The union, Unite Here, filed its complaint with the U.S. National Labor Relations Board after Bloomberg News reported that Anbang faced pressure from the Chinese government to sell overseas assets. Such transactions could negatively impact union members, Unite Here said.
“Our members have a right to know who they’re working for,” said Elliott Mallen, a spokesman for the group. “Unlike more established owners and employers in our industry, Anbang has been extraordinarily secretive about its ownership, which causes us to question the company’s intentions for its hotels.”
A spokesman for Anbang declined to comment. The firm has previously said that it hasn’t received a request to sell overseas assets and “at present has no plans to sell” such holdings. Unite Here has said it has union contracts at Anbang’s Westin St. Francis, Loews Santa Monica and Fairmont Chicago hotels.
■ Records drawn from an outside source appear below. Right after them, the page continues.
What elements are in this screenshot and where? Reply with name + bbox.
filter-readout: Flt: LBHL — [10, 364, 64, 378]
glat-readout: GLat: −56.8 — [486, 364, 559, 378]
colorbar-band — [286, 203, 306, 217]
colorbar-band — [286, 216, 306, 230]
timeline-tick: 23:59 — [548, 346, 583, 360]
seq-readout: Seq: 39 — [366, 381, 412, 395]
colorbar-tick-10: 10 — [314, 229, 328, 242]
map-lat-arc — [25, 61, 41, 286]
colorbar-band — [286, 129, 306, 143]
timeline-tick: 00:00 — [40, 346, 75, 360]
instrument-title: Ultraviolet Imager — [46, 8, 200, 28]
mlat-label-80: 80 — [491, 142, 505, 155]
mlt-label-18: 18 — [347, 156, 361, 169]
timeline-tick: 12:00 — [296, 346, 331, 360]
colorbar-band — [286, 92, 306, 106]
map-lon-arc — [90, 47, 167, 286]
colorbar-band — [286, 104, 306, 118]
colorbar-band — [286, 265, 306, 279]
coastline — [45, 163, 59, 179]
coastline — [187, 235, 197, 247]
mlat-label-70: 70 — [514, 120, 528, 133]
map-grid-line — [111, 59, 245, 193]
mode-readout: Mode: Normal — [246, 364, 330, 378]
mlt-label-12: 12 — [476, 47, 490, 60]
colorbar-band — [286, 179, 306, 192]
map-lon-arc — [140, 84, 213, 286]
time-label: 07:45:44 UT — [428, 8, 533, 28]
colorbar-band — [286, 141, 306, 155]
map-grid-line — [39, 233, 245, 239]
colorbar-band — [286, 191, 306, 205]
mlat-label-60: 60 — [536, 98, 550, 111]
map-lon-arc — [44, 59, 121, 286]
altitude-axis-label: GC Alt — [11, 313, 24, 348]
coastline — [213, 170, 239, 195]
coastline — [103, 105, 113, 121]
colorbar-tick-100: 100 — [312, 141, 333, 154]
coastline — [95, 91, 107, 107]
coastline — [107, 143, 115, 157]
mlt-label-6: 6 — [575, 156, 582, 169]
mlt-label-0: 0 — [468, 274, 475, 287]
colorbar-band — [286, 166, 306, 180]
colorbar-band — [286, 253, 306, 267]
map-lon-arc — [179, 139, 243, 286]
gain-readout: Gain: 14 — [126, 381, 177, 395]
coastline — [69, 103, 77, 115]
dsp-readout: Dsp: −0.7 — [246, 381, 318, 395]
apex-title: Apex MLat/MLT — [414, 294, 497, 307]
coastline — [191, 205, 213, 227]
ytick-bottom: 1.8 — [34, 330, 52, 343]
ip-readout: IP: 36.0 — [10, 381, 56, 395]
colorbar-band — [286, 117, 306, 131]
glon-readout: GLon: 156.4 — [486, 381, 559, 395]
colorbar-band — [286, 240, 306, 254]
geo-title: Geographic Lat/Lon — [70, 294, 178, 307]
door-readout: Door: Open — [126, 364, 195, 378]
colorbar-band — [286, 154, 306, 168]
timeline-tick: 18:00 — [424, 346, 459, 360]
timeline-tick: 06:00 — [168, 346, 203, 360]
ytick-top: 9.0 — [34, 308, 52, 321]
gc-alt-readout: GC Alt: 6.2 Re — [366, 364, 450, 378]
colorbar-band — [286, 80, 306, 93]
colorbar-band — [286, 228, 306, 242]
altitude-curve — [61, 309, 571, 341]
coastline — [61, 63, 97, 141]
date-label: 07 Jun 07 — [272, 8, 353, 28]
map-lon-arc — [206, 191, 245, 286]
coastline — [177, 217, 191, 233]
Anbang is among prominent Chinese companies that went on global shopping sprees in recent years, drawing attention in the U.S. in 2014 by agreeing to acquire the landmark Waldorf Astoria hotel in Manhattan. Such buying power has prompted public calls for the companies to disclose more about their ownership and finances. In the meantime, Anbang Chairman Wu Xiaohui was detained for questioning in mid-June, while policies fueling the firm’s growth have been all but banned by Chinese regulators.
Anbang’s rise in recent years was helped by sales of lucrative investment products that offered among the highest yields compared with peers. China’s insurance regulator has clamped down in the past year on what it termed “improper innovation” and tightened rules on high-yield, short-term investment policies. Anbang and insurers such as Foresea Life got caught up in the crackdown.
One Anbang product, called Anbang Longevity Sure Win No. 1, boosted the firm’s life insurance premiums almost 40-fold in 2014 by offering yields as high as 5.8 percent. That helped provide fuel for the firm’s more than $10 billion of overseas acquisitions since 2014 and equally ambitious investing in the domestic stock market.